As may be apparent from past postings here, I'm a long time comics fan. Over the years, the only thing that has changed in that regard is that I outgrew the superhero genre some time ago, though I can still occasionally get a bit of a nostalgic kick from seeing some old favorite either in print or in a movie (
Iron Man, for example). My tastes run more to the realistic, autobiographical graphic novels that have become fairly prevalent, and in the case of the more fantasy oriented subjects, I find myself more inclined to enjoy reading
about them, as opposed to reading the comics themselves. Along those lines, in recent years there have been some really fine historical/analytical books published (e.g.

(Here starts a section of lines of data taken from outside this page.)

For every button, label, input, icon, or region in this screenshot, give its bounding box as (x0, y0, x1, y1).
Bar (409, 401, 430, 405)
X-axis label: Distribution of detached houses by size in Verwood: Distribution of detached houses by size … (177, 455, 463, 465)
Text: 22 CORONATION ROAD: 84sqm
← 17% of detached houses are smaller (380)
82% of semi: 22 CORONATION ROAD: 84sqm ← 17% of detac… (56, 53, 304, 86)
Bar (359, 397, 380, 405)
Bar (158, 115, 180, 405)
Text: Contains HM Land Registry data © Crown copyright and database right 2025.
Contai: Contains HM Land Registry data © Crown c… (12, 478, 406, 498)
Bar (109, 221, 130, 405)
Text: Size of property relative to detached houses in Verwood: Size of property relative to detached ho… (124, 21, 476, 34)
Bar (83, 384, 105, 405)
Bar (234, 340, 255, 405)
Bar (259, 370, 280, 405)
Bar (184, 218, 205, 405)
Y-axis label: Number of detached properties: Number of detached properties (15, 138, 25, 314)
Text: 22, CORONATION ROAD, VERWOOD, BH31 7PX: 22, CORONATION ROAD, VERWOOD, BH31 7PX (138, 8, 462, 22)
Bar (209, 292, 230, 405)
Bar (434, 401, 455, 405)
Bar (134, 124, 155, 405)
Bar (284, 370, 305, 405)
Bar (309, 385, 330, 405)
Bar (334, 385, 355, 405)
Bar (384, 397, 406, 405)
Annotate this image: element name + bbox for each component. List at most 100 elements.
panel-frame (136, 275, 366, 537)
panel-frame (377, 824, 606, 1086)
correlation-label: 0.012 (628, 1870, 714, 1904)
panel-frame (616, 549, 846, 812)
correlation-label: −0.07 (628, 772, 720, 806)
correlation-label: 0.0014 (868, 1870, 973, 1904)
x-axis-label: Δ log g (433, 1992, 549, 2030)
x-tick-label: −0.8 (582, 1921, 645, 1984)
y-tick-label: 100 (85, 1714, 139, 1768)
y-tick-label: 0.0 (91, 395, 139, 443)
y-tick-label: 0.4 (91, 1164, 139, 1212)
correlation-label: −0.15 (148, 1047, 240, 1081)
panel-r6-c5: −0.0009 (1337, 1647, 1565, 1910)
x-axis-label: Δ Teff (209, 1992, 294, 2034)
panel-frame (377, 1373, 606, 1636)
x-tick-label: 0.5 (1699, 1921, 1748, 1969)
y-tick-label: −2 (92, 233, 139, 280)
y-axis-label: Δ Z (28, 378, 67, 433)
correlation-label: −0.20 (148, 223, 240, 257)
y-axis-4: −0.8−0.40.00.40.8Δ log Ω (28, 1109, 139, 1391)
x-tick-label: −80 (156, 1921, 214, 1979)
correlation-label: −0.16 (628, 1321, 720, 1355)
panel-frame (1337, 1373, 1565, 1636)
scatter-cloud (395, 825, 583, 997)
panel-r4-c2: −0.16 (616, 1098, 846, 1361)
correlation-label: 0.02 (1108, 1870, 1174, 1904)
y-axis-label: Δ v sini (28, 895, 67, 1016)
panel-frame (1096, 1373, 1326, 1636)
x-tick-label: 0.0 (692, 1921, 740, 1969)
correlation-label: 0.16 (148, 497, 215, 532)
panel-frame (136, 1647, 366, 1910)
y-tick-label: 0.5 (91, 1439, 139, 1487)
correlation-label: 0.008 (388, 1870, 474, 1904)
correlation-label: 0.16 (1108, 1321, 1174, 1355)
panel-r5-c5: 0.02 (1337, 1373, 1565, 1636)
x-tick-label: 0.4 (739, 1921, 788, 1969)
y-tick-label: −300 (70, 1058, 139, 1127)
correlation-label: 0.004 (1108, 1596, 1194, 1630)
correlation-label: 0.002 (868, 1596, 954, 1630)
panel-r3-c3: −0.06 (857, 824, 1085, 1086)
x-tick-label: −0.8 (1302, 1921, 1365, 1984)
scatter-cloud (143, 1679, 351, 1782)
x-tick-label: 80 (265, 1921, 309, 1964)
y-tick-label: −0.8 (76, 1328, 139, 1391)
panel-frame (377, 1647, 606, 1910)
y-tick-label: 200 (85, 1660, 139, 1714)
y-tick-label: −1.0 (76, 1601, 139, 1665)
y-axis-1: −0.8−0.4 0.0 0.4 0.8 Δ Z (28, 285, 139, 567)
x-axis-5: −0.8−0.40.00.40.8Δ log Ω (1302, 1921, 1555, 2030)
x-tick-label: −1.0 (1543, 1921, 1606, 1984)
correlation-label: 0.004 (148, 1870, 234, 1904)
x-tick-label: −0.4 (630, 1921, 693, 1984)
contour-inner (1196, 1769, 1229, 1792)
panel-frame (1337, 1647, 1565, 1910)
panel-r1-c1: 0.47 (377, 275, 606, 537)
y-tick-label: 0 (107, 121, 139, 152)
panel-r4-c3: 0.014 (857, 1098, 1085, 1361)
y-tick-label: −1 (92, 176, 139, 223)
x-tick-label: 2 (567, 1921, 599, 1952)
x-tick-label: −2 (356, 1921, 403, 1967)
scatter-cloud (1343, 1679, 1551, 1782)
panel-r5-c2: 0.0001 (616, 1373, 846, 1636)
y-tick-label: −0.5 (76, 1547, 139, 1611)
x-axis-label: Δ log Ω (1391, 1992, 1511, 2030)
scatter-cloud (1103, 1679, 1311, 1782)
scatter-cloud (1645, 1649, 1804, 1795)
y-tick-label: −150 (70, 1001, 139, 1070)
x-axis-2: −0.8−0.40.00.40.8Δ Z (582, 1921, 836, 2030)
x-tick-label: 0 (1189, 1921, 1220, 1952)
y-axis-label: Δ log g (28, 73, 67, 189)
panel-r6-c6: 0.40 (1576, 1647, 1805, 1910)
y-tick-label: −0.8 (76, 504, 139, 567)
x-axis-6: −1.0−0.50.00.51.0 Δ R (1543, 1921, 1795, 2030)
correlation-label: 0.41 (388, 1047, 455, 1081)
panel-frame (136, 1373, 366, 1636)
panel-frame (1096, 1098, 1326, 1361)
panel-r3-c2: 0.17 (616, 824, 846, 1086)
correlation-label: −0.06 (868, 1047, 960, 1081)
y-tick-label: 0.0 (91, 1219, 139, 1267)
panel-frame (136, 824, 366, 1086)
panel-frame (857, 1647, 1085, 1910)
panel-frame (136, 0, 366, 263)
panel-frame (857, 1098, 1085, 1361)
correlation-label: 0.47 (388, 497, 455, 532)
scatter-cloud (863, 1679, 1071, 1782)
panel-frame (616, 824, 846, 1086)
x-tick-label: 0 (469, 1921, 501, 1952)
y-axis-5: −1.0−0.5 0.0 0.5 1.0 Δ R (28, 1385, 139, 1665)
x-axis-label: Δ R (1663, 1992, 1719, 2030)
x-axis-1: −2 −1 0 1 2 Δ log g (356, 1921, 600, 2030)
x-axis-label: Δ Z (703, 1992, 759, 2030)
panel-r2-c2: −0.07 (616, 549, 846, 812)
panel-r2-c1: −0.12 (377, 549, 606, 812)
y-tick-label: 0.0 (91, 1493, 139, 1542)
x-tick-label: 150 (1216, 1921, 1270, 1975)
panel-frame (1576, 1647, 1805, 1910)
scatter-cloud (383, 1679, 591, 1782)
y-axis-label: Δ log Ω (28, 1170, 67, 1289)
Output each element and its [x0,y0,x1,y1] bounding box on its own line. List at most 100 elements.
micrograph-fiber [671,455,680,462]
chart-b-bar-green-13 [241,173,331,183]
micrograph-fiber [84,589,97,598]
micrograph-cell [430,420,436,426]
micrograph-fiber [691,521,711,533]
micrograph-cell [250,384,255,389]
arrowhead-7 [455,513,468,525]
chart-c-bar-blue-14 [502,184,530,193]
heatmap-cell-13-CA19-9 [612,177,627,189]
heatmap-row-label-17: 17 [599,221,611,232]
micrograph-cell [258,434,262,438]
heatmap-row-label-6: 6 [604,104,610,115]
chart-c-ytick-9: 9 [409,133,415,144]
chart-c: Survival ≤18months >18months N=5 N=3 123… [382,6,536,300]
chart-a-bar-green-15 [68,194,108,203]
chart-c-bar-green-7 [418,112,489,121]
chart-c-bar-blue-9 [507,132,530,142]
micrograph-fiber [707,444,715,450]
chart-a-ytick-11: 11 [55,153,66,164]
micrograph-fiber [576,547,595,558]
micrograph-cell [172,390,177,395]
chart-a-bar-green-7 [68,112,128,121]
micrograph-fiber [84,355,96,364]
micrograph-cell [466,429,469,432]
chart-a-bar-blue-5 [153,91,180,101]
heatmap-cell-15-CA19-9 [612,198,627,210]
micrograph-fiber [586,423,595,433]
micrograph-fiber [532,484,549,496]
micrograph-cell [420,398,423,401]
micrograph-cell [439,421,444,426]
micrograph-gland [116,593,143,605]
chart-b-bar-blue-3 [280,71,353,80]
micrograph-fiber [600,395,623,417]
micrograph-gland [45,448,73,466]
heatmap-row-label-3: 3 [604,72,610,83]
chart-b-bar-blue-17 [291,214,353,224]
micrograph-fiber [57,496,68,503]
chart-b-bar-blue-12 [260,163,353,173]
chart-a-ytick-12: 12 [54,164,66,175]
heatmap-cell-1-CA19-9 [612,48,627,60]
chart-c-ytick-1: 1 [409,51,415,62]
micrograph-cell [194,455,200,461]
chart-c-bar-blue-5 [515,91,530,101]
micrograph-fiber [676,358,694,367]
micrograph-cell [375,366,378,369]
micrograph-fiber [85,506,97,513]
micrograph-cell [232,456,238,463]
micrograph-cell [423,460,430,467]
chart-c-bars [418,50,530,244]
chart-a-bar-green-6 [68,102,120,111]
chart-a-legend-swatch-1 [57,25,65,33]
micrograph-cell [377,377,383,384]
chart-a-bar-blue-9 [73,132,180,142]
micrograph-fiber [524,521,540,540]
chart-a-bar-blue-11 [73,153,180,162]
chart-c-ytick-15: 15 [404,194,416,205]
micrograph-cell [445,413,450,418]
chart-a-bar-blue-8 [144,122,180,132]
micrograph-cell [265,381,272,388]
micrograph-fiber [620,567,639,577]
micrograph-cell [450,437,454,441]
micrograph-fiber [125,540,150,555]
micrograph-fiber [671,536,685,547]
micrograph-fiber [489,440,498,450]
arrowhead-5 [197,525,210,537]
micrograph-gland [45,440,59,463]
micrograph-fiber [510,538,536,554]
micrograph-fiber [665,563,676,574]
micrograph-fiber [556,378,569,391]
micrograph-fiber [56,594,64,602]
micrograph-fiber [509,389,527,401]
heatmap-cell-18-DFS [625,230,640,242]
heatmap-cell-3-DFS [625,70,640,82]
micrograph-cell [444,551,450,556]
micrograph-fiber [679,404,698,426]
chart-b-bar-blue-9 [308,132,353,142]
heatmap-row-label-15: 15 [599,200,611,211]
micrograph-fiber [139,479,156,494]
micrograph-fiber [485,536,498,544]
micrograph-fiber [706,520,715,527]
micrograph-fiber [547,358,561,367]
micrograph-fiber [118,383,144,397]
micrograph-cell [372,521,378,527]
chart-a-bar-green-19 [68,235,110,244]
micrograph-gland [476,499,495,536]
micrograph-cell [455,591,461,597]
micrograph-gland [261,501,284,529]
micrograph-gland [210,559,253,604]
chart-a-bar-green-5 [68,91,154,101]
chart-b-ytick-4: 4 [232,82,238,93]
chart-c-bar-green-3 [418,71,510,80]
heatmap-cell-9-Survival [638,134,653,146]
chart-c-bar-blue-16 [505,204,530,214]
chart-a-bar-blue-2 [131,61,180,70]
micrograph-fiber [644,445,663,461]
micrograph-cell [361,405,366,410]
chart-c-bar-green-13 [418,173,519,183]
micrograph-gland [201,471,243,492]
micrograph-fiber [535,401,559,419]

Men of Tomorrow by Gerard Jones and
Comic Book Nation by Bradford Wright), as well as Roy Thomas' great magazine
Alter-Ego and the long running
Comics Journal, all of which treat the comics with scholarly, if not academic, respect and erudition. This tendency to take the form seriously, especially with respect to superheroes, would have been almost unimaginable (for a number of reasons) when I started collecting the things almost forty years ago. One of the other notable changes is that the comics themselves have become, at least on occasion, more self-conscious and self-critical in their own right, starting at least by the time of Alan Moore's and Dave Gibbon's
Watchmen and Frank Miller's
Dark Knight (though the movies made from each, I would argue, fell short of matching the original print versions in meeting their standard of scrutiny of the genre). The new movie
Kick-Ass, directed by Matthew Vaughn is kind of in this same vein-- very "meta" in its approach to the whole notion of super-heroics, and rather interesting in the questions it poses about how young people especially relate to the form as they work out their own concepts of good and evil in the world. In that regard, the film makes for a great conversation starter, though in the end, I think it fails to really follow through with a fair examination of the issues it raises. Instead, it falls back onto the sort of "Bam!" "Pow!" "Zap!" histrionics that always marked the climax of old Batman TV episodes (which was self-conscious about itself in a way much different from something like
Watchmen, which is to say it played up the parody angle). In the end, I found
Kick-Ass fairly entertaining, but more for its lapses into over-the-top "let's nail the bad guy" than for any intelligent commentary on the genre, That's unfortunate, because I think that, if some producer could see beyond raw market research of what sells, it would be possible to combine the two to create something truly classic.